Thursday, December 05, 2013

CLIMATE CHANGE - Large Companies Willing to Pay Carbon Tax

"Large Companies Prepared to Pay Price on Carbon" by CORAL DAVENPORT, New York Times 12/5/2013

Excerpt

More than two dozen of the nation’s biggest corporations, including the five major oil companies, are planning their future growth on the expectation that the government will force them to pay a price for carbon pollution as a way to control global warming.

The development is a striking departure from conservative orthodoxy and a reflection of growing divisions between the Republican Party and its business supporters.

A new report by the environmental data company CDP has found that at least 29 companies, some with close ties to Republicans, including ExxonMobil, Walmart and American Electric Power, are incorporating a price on carbon into their long-term financial plans.

Both supporters and opponents of action to fight global warming say the development is significant because businesses that chart a financial course to make money in a carbon-constrained future could be more inclined to support policies that address climate change.

But unlike the five big oil companies — ExxonMobil, ConocoPhillips, Chevron, BP and Shell, all major contributors to the Republican party — Koch Industries, a conglomerate that has played a major role in pushing Republicans away from action on climate change, is ramping up an already-aggressive campaign against climate policy — specifically against any tax or price on carbon.  Owned by the billionaire brothers Charles and David Koch, the company includes oil refiners and the paper-goods company Georgia-Pacific.

The divide, between conservative groups that are fighting against government regulation and oil companies that are planning for it as a practical business decision, echoes a deeper rift in the party, as business-friendly establishment Republicans clash with the Tea Party.

Tom Carnac, North American president of CDP, said that the five big oil companies seemed to have determined that a carbon price was an inevitable part of their financial future.

“It’s climate change as a line item,” Mr.

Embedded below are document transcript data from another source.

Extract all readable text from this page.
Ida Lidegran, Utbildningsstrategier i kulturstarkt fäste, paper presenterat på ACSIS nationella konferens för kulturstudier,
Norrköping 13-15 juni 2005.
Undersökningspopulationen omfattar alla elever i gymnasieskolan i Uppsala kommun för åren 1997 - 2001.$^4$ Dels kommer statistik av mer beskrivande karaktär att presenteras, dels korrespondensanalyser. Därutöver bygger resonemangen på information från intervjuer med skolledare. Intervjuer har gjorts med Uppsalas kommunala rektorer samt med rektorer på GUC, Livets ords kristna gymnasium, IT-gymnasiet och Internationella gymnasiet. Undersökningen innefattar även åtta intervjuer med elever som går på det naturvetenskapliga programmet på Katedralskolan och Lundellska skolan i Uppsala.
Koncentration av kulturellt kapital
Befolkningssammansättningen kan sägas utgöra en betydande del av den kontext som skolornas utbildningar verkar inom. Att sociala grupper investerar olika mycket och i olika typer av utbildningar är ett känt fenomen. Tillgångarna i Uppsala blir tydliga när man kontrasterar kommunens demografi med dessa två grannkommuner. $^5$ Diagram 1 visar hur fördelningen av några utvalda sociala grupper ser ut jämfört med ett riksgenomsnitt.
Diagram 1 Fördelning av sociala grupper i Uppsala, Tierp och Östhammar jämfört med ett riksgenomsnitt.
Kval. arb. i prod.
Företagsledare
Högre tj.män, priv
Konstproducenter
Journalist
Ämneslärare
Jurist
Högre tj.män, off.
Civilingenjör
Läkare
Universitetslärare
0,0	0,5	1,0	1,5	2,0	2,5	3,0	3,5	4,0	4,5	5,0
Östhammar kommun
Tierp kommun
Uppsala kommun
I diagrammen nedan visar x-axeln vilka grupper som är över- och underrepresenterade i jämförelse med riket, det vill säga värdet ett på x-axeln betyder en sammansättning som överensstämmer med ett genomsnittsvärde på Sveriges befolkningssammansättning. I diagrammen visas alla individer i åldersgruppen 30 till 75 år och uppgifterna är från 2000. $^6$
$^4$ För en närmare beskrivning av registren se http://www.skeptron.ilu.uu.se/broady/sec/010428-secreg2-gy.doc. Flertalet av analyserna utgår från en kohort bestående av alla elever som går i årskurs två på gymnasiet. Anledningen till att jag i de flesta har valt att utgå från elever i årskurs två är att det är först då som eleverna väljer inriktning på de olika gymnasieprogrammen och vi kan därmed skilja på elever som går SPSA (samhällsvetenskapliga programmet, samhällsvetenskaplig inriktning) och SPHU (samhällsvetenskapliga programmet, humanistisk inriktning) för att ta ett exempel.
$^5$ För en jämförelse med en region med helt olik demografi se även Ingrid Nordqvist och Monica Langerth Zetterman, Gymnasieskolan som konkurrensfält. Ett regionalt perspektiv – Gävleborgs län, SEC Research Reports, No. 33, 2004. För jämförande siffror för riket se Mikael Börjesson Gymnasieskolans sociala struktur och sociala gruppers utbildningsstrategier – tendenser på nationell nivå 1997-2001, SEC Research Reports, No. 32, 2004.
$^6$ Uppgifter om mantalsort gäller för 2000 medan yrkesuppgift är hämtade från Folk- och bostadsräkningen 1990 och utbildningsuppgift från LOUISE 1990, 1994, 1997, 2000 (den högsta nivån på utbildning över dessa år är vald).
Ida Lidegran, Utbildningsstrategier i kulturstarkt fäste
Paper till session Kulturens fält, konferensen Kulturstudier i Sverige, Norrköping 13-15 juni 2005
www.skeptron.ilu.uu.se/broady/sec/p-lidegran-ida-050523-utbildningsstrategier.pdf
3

Carnac said.  “They’re looking at it from a rational perspective, making a profit. It drives internal decision-making.”

Companies do not know what form a future carbon price would take.  Congress could one day vote to directly tax emissions.  President Obama is moving forward with plans to regulate carbon pollution from coal plants, with or without action from Congress — and states could carry out those regulations by taxing carbon polluters.  At climate change talks at the United Nations, State Department negotiators have pledged that the United States will cut its carbon emissions 17 percent below 2005 levels by 2020, and 80 percent by 2050.

Mr. Carnac said: “Companies see that the trend is inevitable.  What you see here is a hardening of that understanding.”

Other companies that are incorporating a carbon price into their strategic planning include Microsoft, General Electric, Walt Disney, ConAgra Foods, Wells Fargo, DuPont, Duke Energy, Google and Delta Air Lines.